La troisième est celle qui a fourni à Ibn Gabirol les principes de sa définition de la Matière première ; cette troisième source peut être la Métaphysique d’Avicenne : mais elle a pu jaillir plus haut encore ; elle peut découler de la Philosophie qu’enseignaient les Frères de la Pureté et de la Sincérité : de ceux-ci, d’ailleurs, les doctrines avaient, en cette théorie de la Matière première, inspiré le fils de Sinâ.

Avicenne, donc, à la suite des Frères de la Pureté, avait distingué deux sortes de Matières premières[1]. Une certaine Matière première est dépourvue de toute forme substantielle ou accidentelle ; elle n’est encore aucun des quatre éléments, elle n’est ni chaude ni froide, ni sèche ni humide, ni légère ni grave ; elle est seulement apte à devenir tout cela, préparée à recevoir toutes ces formes ; mais on la peut déjà mesurer et, partant, elle est corps.

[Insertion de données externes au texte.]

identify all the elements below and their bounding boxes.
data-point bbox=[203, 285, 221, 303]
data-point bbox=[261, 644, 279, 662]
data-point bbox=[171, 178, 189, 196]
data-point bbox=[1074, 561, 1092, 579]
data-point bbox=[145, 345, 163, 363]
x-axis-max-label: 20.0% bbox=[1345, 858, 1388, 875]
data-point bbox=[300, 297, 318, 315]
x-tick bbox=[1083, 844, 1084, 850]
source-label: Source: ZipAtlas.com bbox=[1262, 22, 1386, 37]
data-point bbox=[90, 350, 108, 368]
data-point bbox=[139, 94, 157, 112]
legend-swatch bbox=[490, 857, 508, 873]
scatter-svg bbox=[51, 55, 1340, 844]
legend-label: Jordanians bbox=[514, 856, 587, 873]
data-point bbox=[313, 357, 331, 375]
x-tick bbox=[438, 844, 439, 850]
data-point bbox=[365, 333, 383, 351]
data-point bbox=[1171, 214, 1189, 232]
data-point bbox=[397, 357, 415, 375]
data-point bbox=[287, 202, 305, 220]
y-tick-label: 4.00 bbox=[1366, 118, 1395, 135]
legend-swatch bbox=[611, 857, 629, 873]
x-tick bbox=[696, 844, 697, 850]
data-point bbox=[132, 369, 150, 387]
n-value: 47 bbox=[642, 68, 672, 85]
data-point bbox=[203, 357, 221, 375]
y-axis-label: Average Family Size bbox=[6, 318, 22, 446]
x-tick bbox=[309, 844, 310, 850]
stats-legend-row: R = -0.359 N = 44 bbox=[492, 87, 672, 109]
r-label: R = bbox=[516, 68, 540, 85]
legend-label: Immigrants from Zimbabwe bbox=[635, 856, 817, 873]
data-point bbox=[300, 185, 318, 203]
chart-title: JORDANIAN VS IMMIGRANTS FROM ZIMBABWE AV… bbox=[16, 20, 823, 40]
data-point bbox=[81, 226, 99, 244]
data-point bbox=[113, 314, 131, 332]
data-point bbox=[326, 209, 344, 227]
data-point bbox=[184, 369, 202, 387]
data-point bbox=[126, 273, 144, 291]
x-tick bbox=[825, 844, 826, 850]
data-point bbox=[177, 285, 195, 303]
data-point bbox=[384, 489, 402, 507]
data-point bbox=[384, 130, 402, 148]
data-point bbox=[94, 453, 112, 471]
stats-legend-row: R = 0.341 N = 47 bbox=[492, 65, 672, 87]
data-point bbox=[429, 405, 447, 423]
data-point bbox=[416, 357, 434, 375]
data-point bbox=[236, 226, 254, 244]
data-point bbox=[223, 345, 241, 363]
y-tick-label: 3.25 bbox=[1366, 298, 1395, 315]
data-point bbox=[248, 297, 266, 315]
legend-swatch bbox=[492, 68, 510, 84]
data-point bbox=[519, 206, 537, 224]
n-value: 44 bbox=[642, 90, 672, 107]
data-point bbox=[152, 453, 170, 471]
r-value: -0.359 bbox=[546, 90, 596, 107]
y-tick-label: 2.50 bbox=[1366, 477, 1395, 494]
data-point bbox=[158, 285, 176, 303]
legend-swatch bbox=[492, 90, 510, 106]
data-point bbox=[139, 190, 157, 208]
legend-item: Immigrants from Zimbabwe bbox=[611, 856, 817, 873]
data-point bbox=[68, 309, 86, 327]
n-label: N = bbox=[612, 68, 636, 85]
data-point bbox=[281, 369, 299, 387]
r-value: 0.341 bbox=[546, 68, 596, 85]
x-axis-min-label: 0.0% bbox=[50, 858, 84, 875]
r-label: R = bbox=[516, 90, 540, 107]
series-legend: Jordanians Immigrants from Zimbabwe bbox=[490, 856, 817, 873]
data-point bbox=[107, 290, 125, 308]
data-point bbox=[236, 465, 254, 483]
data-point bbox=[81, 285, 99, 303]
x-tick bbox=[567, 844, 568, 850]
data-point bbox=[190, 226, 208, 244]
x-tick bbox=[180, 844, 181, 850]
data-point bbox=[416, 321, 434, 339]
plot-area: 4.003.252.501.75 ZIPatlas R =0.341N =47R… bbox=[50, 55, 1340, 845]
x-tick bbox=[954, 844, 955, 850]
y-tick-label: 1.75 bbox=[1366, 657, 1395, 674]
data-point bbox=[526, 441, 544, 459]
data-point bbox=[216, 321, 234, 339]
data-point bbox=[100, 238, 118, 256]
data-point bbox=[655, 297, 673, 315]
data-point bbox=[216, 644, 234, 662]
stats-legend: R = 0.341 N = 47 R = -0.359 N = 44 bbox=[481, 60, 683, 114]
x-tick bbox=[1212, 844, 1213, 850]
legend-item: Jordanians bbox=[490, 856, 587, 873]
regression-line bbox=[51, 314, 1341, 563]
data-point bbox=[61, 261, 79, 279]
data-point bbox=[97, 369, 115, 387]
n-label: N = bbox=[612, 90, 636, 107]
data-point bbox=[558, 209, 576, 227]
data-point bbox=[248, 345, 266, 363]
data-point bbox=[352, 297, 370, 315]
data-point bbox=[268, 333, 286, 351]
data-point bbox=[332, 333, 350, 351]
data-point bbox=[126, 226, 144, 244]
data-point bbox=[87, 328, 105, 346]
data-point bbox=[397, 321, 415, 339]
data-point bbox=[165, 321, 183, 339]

Au dessous de cette Matière première, on en doit considérer une autre, plus première si l’on peut dire ; celle-là n’est pas encore douée de grandeur, elle n’est même pas corps. Cette dernière Matière, les Frères de la Pureté l’appellent Matière originelle ou Fondement primitif ; Avicenne la nomme tantôt Materia et tantôt Hyle ; Al Gazâli, qui présente cette théorie avec son habituelle clarté, réserve à la Matière encore privée de grandeur le nom de Hyle.

De cette doctrine, dont le rôle, dans la Métaphysique d’Avicenne, peut paraître accessoire, Ibn Gabirol fait une des pièces essentielles de son système.

Pour arriver à définir la Matière première, Aristote avilît montré comment, dans un corps déterminé, l’abstraction nous fait concevoir plusieurs matières, des matières dont chacune est plus indéterminée que la précédente, jusqu’à celle qui est complètement indéterminée, jusqu’à cette πρώτη ὕλη, dont on ne peut même plus dire : Elle est ceci ou cela.

Cette analyse, Avicébron la reprend pour la pousser plus loin encore que le Stagirite.

Il considère d’abord[2] des êtres particuliers, tels que la nature nous les offre ou que l’art les façonne ; en chacun d’eux, il trouve une matière, matière particulière naturelle ou matière particulière artificielle. En continuant son abstraction à partir de ces êtres, il arrive aux quatre éléments dont les mixtions diverses ont servi à composer les choses particulières, aussi bien naturelles qu’artificielles. À ces quatre éléments, il faut un fonds commun ; cette matière unique des quatre éléments et, par leur intermédiaire, de

  1. Voir : Troisième partie, Ch. II, § VII ; t. IV, pp. 461-474.
  2. Avencebrolis Fons vitæ, Tract. I, capp. 14, 15, 16 ; pp. 17-20.